A propaganda veiculada na televisão e em outros meios acaba criando necessidades numa sociedade constituída por uma maioria de pobres. Impõe-se uma desesperada corrida ao consumo, mantendo as pessoas em permanente estado de insatisfação, de intranquilidade e de ansiedade. O consumo acaba preenchendo a vida sem sentido provocada pelo trabalho subalterno. Fica-se com a ideia de que o cidadão só se "realiza" se estiver consumindo. E como a maioria não tem acesso aos produtos anunciados, ficamos, dessa forma, presos ao poder de propaganda, que nos cria necessidades impossíveis de serem realizadas.

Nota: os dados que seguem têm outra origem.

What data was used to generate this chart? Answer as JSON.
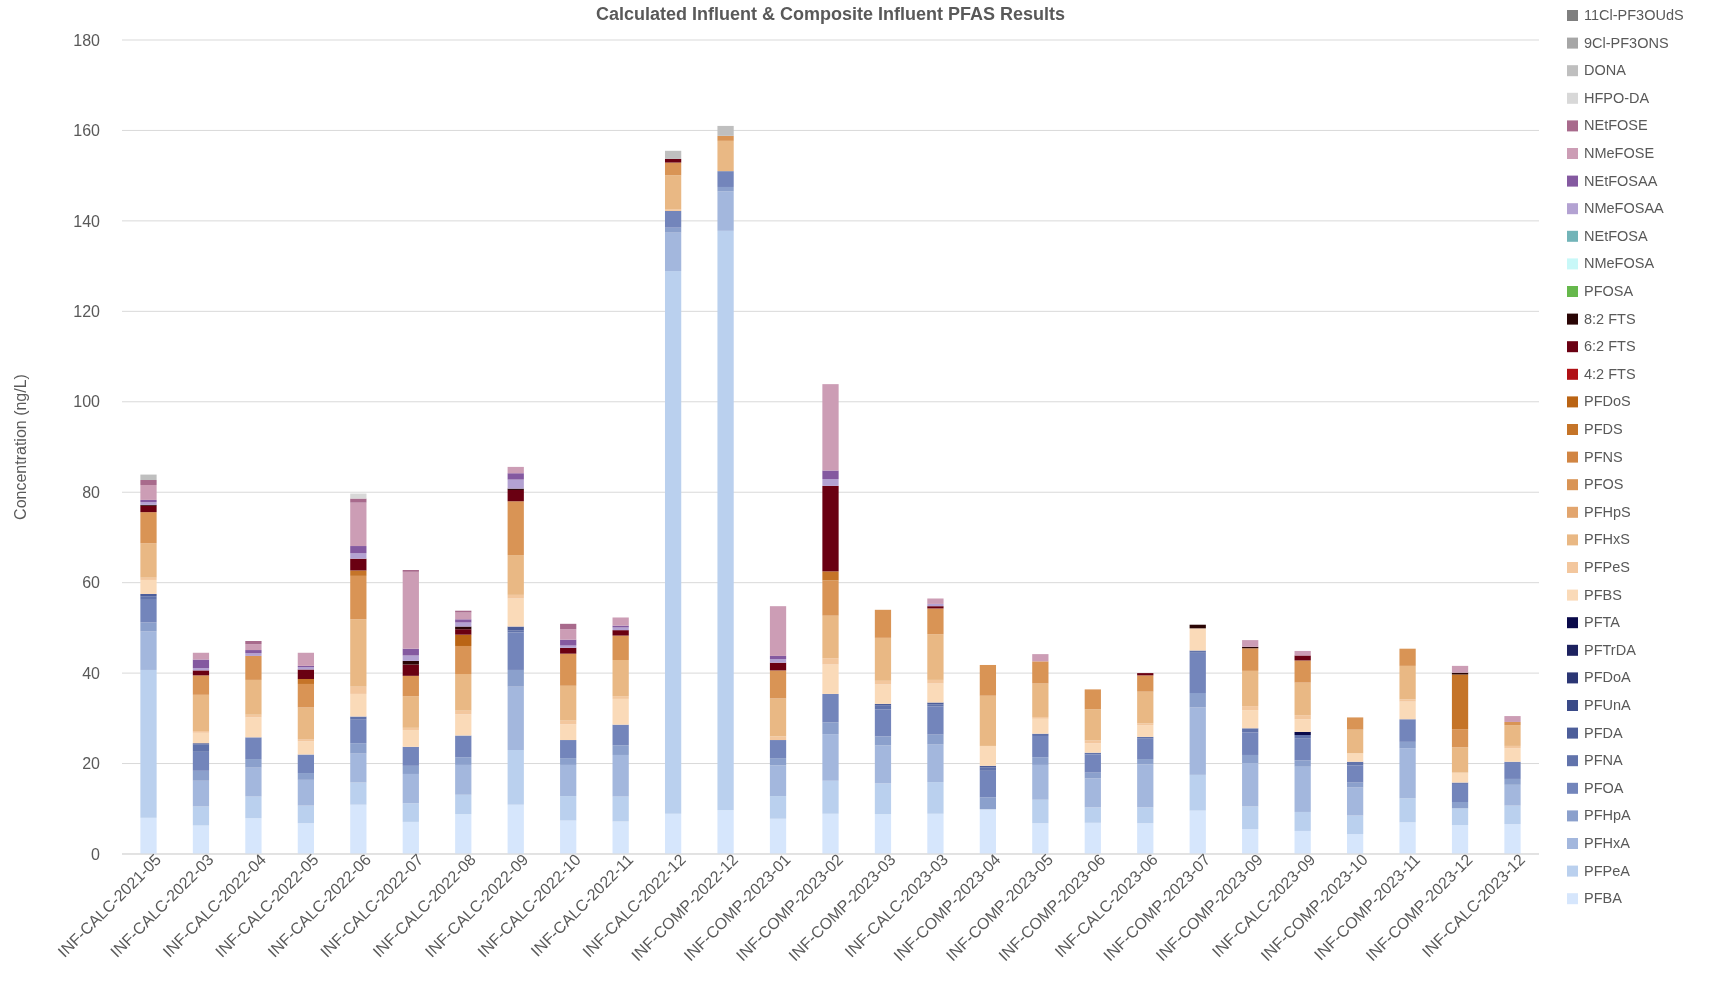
{
  "chart_data": {
    "type": "bar",
    "stacked": true,
    "title": "Calculated Influent & Composite Influent PFAS Results",
    "ylabel": "Concentration (ng/L)",
    "categories": [
      "INF-CALC-2021-05",
      "INF-CALC-2022-03",
      "INF-CALC-2022-04",
      "INF-CALC-2022-05",
      "INF-CALC-2022-06",
      "INF-CALC-2022-07",
      "INF-CALC-2022-08",
      "INF-CALC-2022-09",
      "INF-CALC-2022-10",
      "INF-CALC-2022-11",
      "INF-CALC-2022-12",
      "INF-COMP-2022-12",
      "INF-COMP-2023-01",
      "INF-COMP-2023-02",
      "INF-COMP-2023-03",
      "INF-CALC-2023-03",
      "INF-COMP-2023-04",
      "INF-COMP-2023-05",
      "INF-COMP-2023-06",
      "INF-CALC-2023-06",
      "INF-COMP-2023-07",
      "INF-COMP-2023-09",
      "INF-CALC-2023-09",
      "INF-COMP-2023-10",
      "INF-COMP-2023-11",
      "INF-COMP-2023-12",
      "INF-CALC-2023-12"
    ],
    "ylim": [
      0,
      180
    ],
    "yticks": [
      0,
      20,
      40,
      60,
      80,
      100,
      120,
      140,
      160,
      180
    ],
    "grid": "y",
    "legend": "right",
    "series": [
      {
        "name": "PFBA",
        "color": "#d6e6fc",
        "values": [
          8.0,
          6.3,
          7.9,
          6.8,
          10.9,
          7.1,
          8.8,
          10.9,
          7.4,
          7.2,
          8.9,
          9.7,
          7.8,
          8.9,
          8.8,
          8.9,
          9.9,
          6.8,
          6.9,
          6.8,
          9.6,
          5.5,
          5.1,
          4.4,
          7.0,
          6.4,
          6.6
        ]
      },
      {
        "name": "PFPeA",
        "color": "#bad0ee",
        "values": [
          32.7,
          4.2,
          4.8,
          3.9,
          4.9,
          4.1,
          4.3,
          12.1,
          5.4,
          5.5,
          120.0,
          128.1,
          5.0,
          7.3,
          6.8,
          7.0,
          0,
          5.2,
          3.4,
          3.5,
          7.9,
          5.0,
          4.2,
          4.1,
          5.3,
          3.7,
          4.1
        ]
      },
      {
        "name": "PFHxA",
        "color": "#a3b7dd",
        "values": [
          8.5,
          5.7,
          6.4,
          5.7,
          6.4,
          6.5,
          6.6,
          14.0,
          6.9,
          9.2,
          8.5,
          8.7,
          6.8,
          10.3,
          8.4,
          8.3,
          0,
          7.7,
          6.4,
          9.5,
          14.9,
          9.6,
          10.0,
          6.2,
          11.1,
          0,
          4.6
        ]
      },
      {
        "name": "PFHpA",
        "color": "#8ba0cc",
        "values": [
          2.0,
          2.2,
          1.9,
          1.5,
          2.3,
          1.8,
          1.7,
          3.7,
          1.5,
          2.1,
          1.1,
          1.0,
          1.6,
          2.6,
          2.0,
          2.2,
          2.6,
          1.7,
          1.3,
          1.2,
          3.2,
          1.8,
          1.4,
          1.1,
          1.4,
          1.4,
          1.3
        ]
      },
      {
        "name": "PFOA",
        "color": "#7385bb",
        "values": [
          5.0,
          4.2,
          4.8,
          4.1,
          5.2,
          4.2,
          4.8,
          8.3,
          4.0,
          4.6,
          3.7,
          3.5,
          4.0,
          6.3,
          6.0,
          6.2,
          5.9,
          4.7,
          4.0,
          4.5,
          8.9,
          5.0,
          4.8,
          3.8,
          5.0,
          4.0,
          3.8
        ]
      },
      {
        "name": "PFNA",
        "color": "#6173ab",
        "values": [
          0.8,
          1.6,
          0,
          0,
          0.7,
          0,
          0,
          0.4,
          0,
          0,
          0,
          0,
          0,
          0,
          0.8,
          0.5,
          0.7,
          0.5,
          0.4,
          0.4,
          0.5,
          0.9,
          0.8,
          0.8,
          0,
          0.3,
          0
        ]
      },
      {
        "name": "PFDA",
        "color": "#4d5e9a",
        "values": [
          0.5,
          0.3,
          0,
          0,
          0,
          0,
          0,
          0.9,
          0,
          0,
          0,
          0,
          0,
          0,
          0.4,
          0.4,
          0.4,
          0,
          0,
          0,
          0,
          0,
          0,
          0,
          0,
          0,
          0
        ]
      },
      {
        "name": "PFUnA",
        "color": "#3a4a88",
        "values": [
          0,
          0,
          0,
          0,
          0,
          0,
          0,
          0,
          0,
          0,
          0,
          0,
          0,
          0,
          0,
          0,
          0,
          0,
          0,
          0,
          0,
          0,
          0,
          0,
          0,
          0,
          0
        ]
      },
      {
        "name": "PFDoA",
        "color": "#2b3674",
        "values": [
          0,
          0,
          0,
          0,
          0,
          0,
          0,
          0,
          0,
          0,
          0,
          0,
          0,
          0,
          0,
          0,
          0,
          0,
          0,
          0,
          0,
          0,
          0,
          0,
          0,
          0,
          0
        ]
      },
      {
        "name": "PFTrDA",
        "color": "#1d225f",
        "values": [
          0,
          0,
          0,
          0,
          0,
          0,
          0,
          0,
          0,
          0,
          0,
          0,
          0,
          0,
          0,
          0,
          0,
          0,
          0,
          0,
          0,
          0,
          0,
          0,
          0,
          0,
          0
        ]
      },
      {
        "name": "PFTA",
        "color": "#0a0a4a",
        "values": [
          0,
          0,
          0,
          0,
          0,
          0,
          0,
          0,
          0,
          0,
          0,
          0,
          0,
          0,
          0,
          0,
          0,
          0,
          0,
          0,
          0,
          0,
          0.7,
          0,
          0,
          0,
          0
        ]
      },
      {
        "name": "PFBS",
        "color": "#fadab8",
        "values": [
          3.1,
          2.3,
          4.4,
          2.9,
          5.0,
          3.7,
          4.7,
          6.2,
          3.5,
          5.7,
          0,
          0,
          0,
          6.5,
          4.3,
          4.2,
          4.4,
          3.3,
          2.1,
          2.6,
          4.9,
          4.0,
          2.8,
          1.9,
          3.9,
          2.2,
          3.0
        ]
      },
      {
        "name": "PFPeS",
        "color": "#f3c79e",
        "values": [
          0.5,
          0.4,
          0.6,
          0.5,
          1.6,
          0.5,
          0.8,
          0.8,
          0.8,
          0.6,
          0.4,
          0,
          0.8,
          1.4,
          0.8,
          0.8,
          0,
          0.4,
          0.6,
          0.4,
          0,
          0.9,
          0.9,
          0,
          0.5,
          0,
          0.5
        ]
      },
      {
        "name": "PFHxS",
        "color": "#e9b884",
        "values": [
          7.6,
          8.0,
          7.7,
          7.0,
          14.9,
          7.0,
          8.1,
          8.8,
          7.7,
          8.0,
          7.5,
          6.7,
          8.4,
          9.4,
          9.5,
          10.1,
          11.1,
          7.4,
          6.9,
          7.0,
          0,
          7.8,
          7.2,
          5.2,
          7.4,
          5.6,
          4.6
        ]
      },
      {
        "name": "PFHpS",
        "color": "#e2a56e",
        "values": [
          0,
          0,
          0,
          0,
          0,
          0,
          0,
          0,
          0,
          0,
          0,
          0,
          0,
          0,
          0,
          0,
          0,
          0,
          0,
          0,
          0,
          0,
          0,
          0,
          0,
          0,
          0
        ]
      },
      {
        "name": "PFOS",
        "color": "#d99455",
        "values": [
          6.9,
          4.3,
          5.3,
          5.2,
          9.6,
          4.5,
          6.2,
          11.9,
          7.1,
          5.4,
          2.8,
          1.1,
          6.2,
          7.8,
          6.2,
          5.7,
          6.8,
          4.9,
          4.4,
          3.6,
          0,
          5.0,
          4.9,
          2.7,
          3.8,
          4.0,
          0.7
        ]
      },
      {
        "name": "PFNS",
        "color": "#d18543",
        "values": [
          0,
          0,
          0,
          0,
          0,
          0,
          0,
          0,
          0,
          0,
          0,
          0,
          0,
          0,
          0,
          0,
          0,
          0,
          0,
          0,
          0,
          0,
          0,
          0,
          0,
          0,
          0
        ]
      },
      {
        "name": "PFDS",
        "color": "#c57428",
        "values": [
          0,
          0,
          0,
          1.1,
          1.2,
          0,
          0,
          0,
          0,
          0,
          0,
          0,
          0,
          2.0,
          0,
          0,
          0,
          0,
          0,
          0,
          0,
          0,
          0,
          0,
          0,
          12.1,
          0
        ]
      },
      {
        "name": "PFDoS",
        "color": "#ba6414",
        "values": [
          0,
          0,
          0,
          0,
          0,
          0,
          2.5,
          0,
          0,
          0,
          0,
          0,
          0,
          0,
          0,
          0,
          0,
          0,
          0,
          0,
          0,
          0,
          0,
          0,
          0,
          0,
          0
        ]
      },
      {
        "name": "4:2 FTS",
        "color": "#b01015",
        "values": [
          0,
          0,
          0,
          0,
          0,
          0,
          0,
          0,
          0,
          0,
          0,
          0,
          0,
          0,
          0,
          0,
          0,
          0,
          0,
          0,
          0,
          0,
          0,
          0,
          0,
          0,
          0
        ]
      },
      {
        "name": "6:2 FTS",
        "color": "#6a0012",
        "values": [
          1.4,
          1.1,
          0,
          2.1,
          2.6,
          2.5,
          1.2,
          2.5,
          1.3,
          1.2,
          0.8,
          0,
          1.7,
          18.9,
          0,
          0.5,
          0,
          0,
          0,
          0.5,
          0,
          0,
          1.1,
          0,
          0,
          0,
          0
        ]
      },
      {
        "name": "8:2 FTS",
        "color": "#2a0505",
        "values": [
          0.2,
          0,
          0,
          0,
          0,
          0.8,
          0.6,
          0.3,
          0,
          0,
          0,
          0,
          0,
          0,
          0,
          0,
          0,
          0,
          0,
          0,
          0.8,
          0.3,
          0,
          0,
          0,
          0.4,
          0
        ]
      },
      {
        "name": "PFOSA",
        "color": "#66b84c",
        "values": [
          0,
          0,
          0,
          0,
          0,
          0,
          0,
          0,
          0,
          0,
          0,
          0,
          0,
          0,
          0,
          0,
          0,
          0,
          0,
          0,
          0,
          0,
          0,
          0,
          0,
          0,
          0
        ]
      },
      {
        "name": "NMeFOSA",
        "color": "#c8f8f8",
        "values": [
          0,
          0,
          0,
          0,
          0,
          0,
          0,
          0,
          0,
          0,
          0,
          0,
          0,
          0,
          0,
          0,
          0,
          0,
          0,
          0,
          0,
          0,
          0,
          0,
          0,
          0,
          0
        ]
      },
      {
        "name": "NEtFOSA",
        "color": "#72b4b8",
        "values": [
          0,
          0,
          0,
          0,
          0,
          0,
          0,
          0,
          0,
          0,
          0,
          0,
          0,
          0,
          0,
          0,
          0,
          0,
          0,
          0,
          0,
          0,
          0,
          0,
          0,
          0,
          0
        ]
      },
      {
        "name": "NMeFOSAA",
        "color": "#b3a2d2",
        "values": [
          0.6,
          0.5,
          0.6,
          0.5,
          1.2,
          1.2,
          0.9,
          2.0,
          0.5,
          0.6,
          0,
          0,
          0.8,
          1.5,
          0,
          0.5,
          0,
          0,
          0,
          0,
          0,
          0,
          0,
          0,
          0,
          0,
          0
        ]
      },
      {
        "name": "NEtFOSAA",
        "color": "#8459a0",
        "values": [
          0.5,
          1.9,
          0.7,
          0.3,
          1.6,
          1.5,
          0.7,
          1.4,
          1.3,
          0.4,
          0,
          0,
          0.7,
          1.9,
          0,
          0,
          0,
          0,
          0,
          0,
          0,
          0,
          0,
          0,
          0,
          0,
          0
        ]
      },
      {
        "name": "NMeFOSE",
        "color": "#cc9db5",
        "values": [
          3.3,
          1.5,
          1.3,
          2.9,
          9.6,
          17.0,
          1.5,
          1.4,
          2.3,
          1.8,
          0,
          0,
          11.0,
          19.1,
          0,
          1.2,
          0,
          1.6,
          0,
          0,
          0,
          1.5,
          1.0,
          0,
          0,
          1.5,
          1.3
        ]
      },
      {
        "name": "NEtFOSE",
        "color": "#a86a8c",
        "values": [
          1.1,
          0,
          0.7,
          0,
          0.9,
          0.4,
          0.4,
          0,
          1.2,
          0,
          0,
          0,
          0,
          0,
          0,
          0,
          0,
          0,
          0,
          0,
          0,
          0,
          0,
          0,
          0,
          0,
          0
        ]
      },
      {
        "name": "HFPO-DA",
        "color": "#d8d8d8",
        "values": [
          0,
          0,
          0,
          0,
          1.1,
          0,
          0,
          0,
          0,
          0,
          0,
          0,
          0,
          0,
          0,
          0,
          0,
          0,
          0,
          0,
          0,
          0,
          0,
          0,
          0,
          0,
          0
        ]
      },
      {
        "name": "DONA",
        "color": "#bfbfbf",
        "values": [
          1.2,
          0,
          0,
          0,
          0,
          0,
          0,
          0,
          0,
          0,
          1.8,
          2.2,
          0,
          0,
          0,
          0,
          0,
          0,
          0,
          0,
          0,
          0,
          0,
          0,
          0,
          0,
          0
        ]
      },
      {
        "name": "9Cl-PF3ONS",
        "color": "#a6a6a6",
        "values": [
          0,
          0,
          0,
          0,
          0,
          0,
          0,
          0,
          0,
          0,
          0,
          0,
          0,
          0,
          0,
          0,
          0,
          0,
          0,
          0,
          0,
          0,
          0,
          0,
          0,
          0,
          0
        ]
      },
      {
        "name": "11Cl-PF3OUdS",
        "color": "#7f7f7f",
        "values": [
          0,
          0,
          0,
          0,
          0,
          0,
          0,
          0,
          0,
          0,
          0,
          0,
          0,
          0,
          0,
          0,
          0,
          0,
          0,
          0,
          0,
          0,
          0,
          0,
          0,
          0,
          0
        ]
      }
    ]
  }
}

Os meios de comunicação não estão submetidos a nenhuma restrição, nenhum tipo de controle público. Dessa forma, difundem, como querem, valores morais, estéticos e políticos segundo os interesses de anunciantes ou de governos. Por isso, determinam comportamentos e atitudes de indivíduos e da coletividade, disseminando valores de duvidoso conteúdo cultural e moral, o que, certamente, acaba por limitar a autonomia do indivíduo, os direitos do cidadão e o acesso à cultura.

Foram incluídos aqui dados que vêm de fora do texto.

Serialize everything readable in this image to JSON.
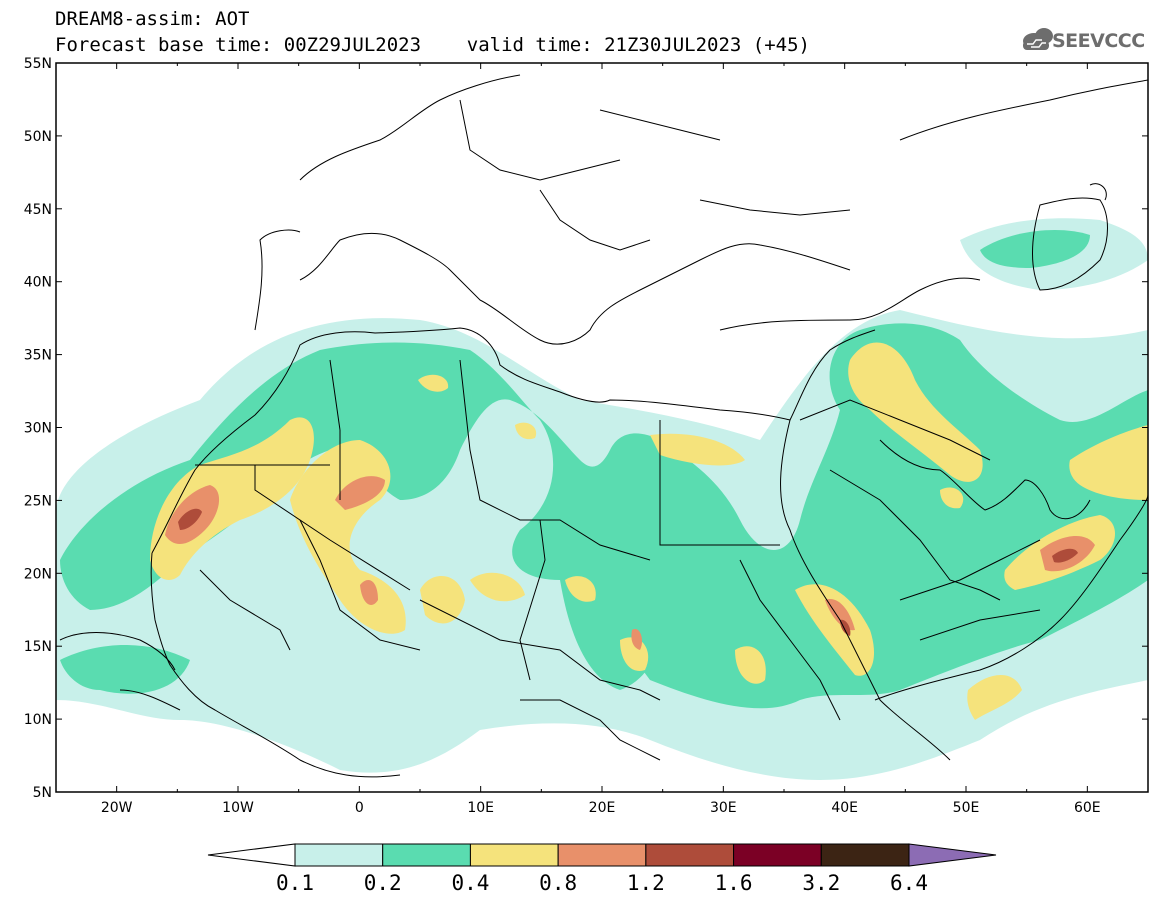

Uma pesquisa feita em 1992 e 1993 demonstrou que a televisão apresenta programas com oito cenas de violência por hora. Essas cenas são transmitidas e retransmitidas pelas emissoras de TV em todo o país, atingindo 99% do território nacional.

Coincidentemente ou não, a violência urbana tem aumentado nos últimos anos. O Instituto Brasileiro de Geografia e Estatística (IBGE) apontou o aumento dos índices de pobreza relacionando-o com o crescimento da criminalidade: 32 milhões de adolescentes vivem na miséria, 18 milhões de pessoas com mais de 15 anos são analfabetas. A violência na Grande São Paulo cresceu 47% na segunda metade da década de 1990. Todos os dias são assassinadas de doze a quinze pessoas nessa metrópole.

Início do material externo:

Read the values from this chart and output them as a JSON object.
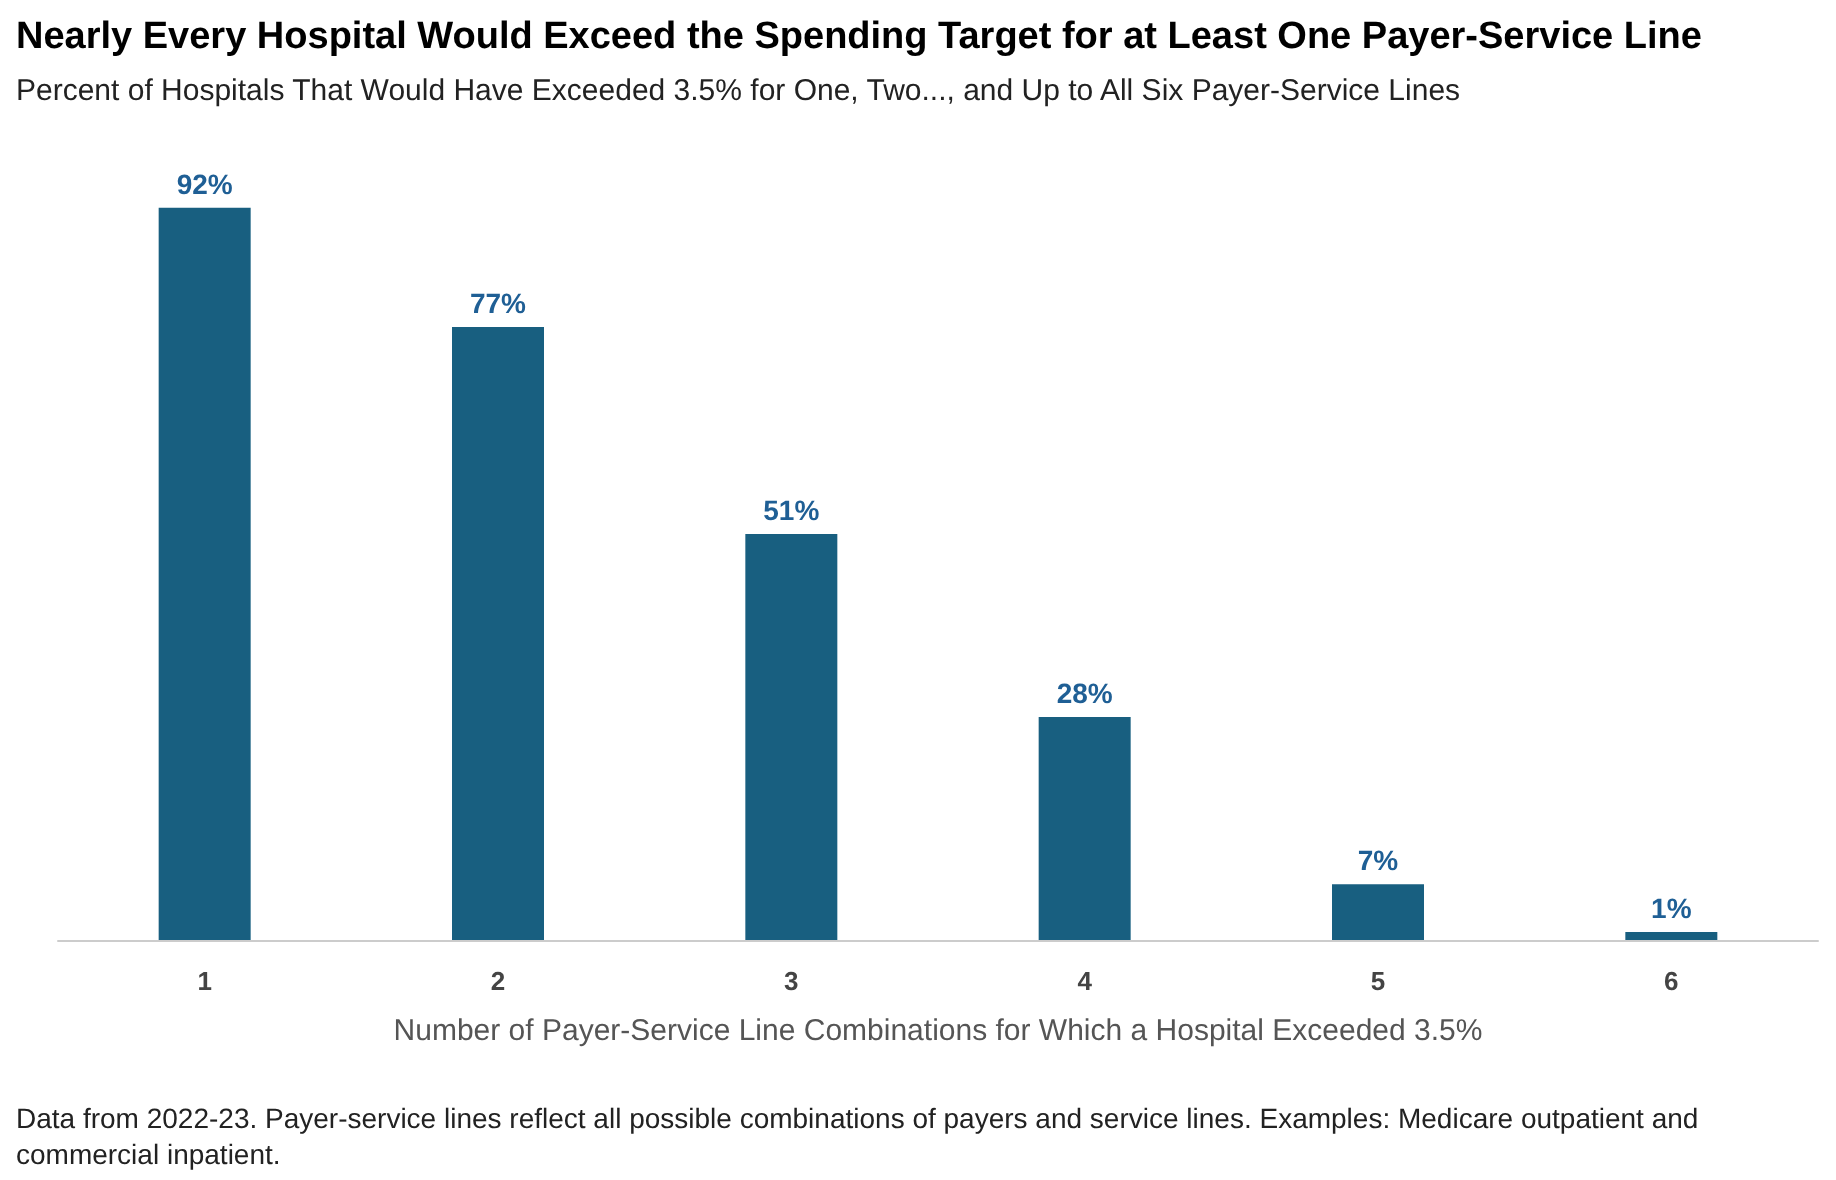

Dados mais recentes, de pesquisa realizada por instituições ligadas à ONU, indicam que grande parte dos 30 mil homicídios por ano que ocorrem no Brasil estão ligados ao tráfico e ao consumo de drogas. Cerca de 20 mil jovens entre 10 e 16 anos são usados pelos traficantes como "aviõezinhos", como são chamados os entregadores de drogas. Essas crianças recebem entre 300 e 500 dólares por mês. Isso é incomparavelmente mais rendoso do que qualquer emprego que possam arrumar.

Nos últimos dez anos o consumo de anfetaminas no mundo cresceu 150%, o de maconha, 325%, e o de cocaína, cerca de 700%. A rentabilidade da cocaína é maior do que qualquer outra atividade econômica, legal ou ilegal. Os governos recentes têm feito algum esforço para integrar mais de 50 milhões de pessoas que sobrevivem com menos de 2 dólares por dia, mas os efeitos são demorados e ainda pequenos.

Certamente, a violência não pode ser explicada unicamente pela atuação dos meios de comunicação ou creditada às privações materiais. Mas ambas têm contribuído bastante para a desvalorização da vida e dos direitos humanos. Em vários programas de televisão vemos isso. Programas diários de reportagens em que os bandidos, quase sempre pobres e afro-descendentes (pardos, na linguagem policial-jornalística), são perseguidos de forma violenta e submetidos ao julgamento público. Ou então vemos as disputas da vida privada dos pobres, que já não confiam na justiça oficial, mostradas por apresentadores que humilham publicamente as pessoas.

É essa situação de desesperança que acaba por incentivar comportamentos místicos. Por isso, não é difícil entendermos a razão do surgimento, nas últimas décadas, de grupos religiosos, especialmente o que chamamos de "pastores eletrônicos", com longas horas de programas no rádio e na televisão. É notável também o refúgio na astrologia, nos adivinhos, nos tarólogos, na literatura de auto-ajuda.

Pode-se perceber, a partir daí, que a concentração dos meios de comunicação nas mãos da elite transforma-se em poderosa arma política. Com certeza a democratização dos meios de comunicação contribuiria para uma possível reversão desse quadro.

PEDRO, Antonio et alli. História da civilização Ocidental. São Paulo: FTD, 2005. p. 523-524.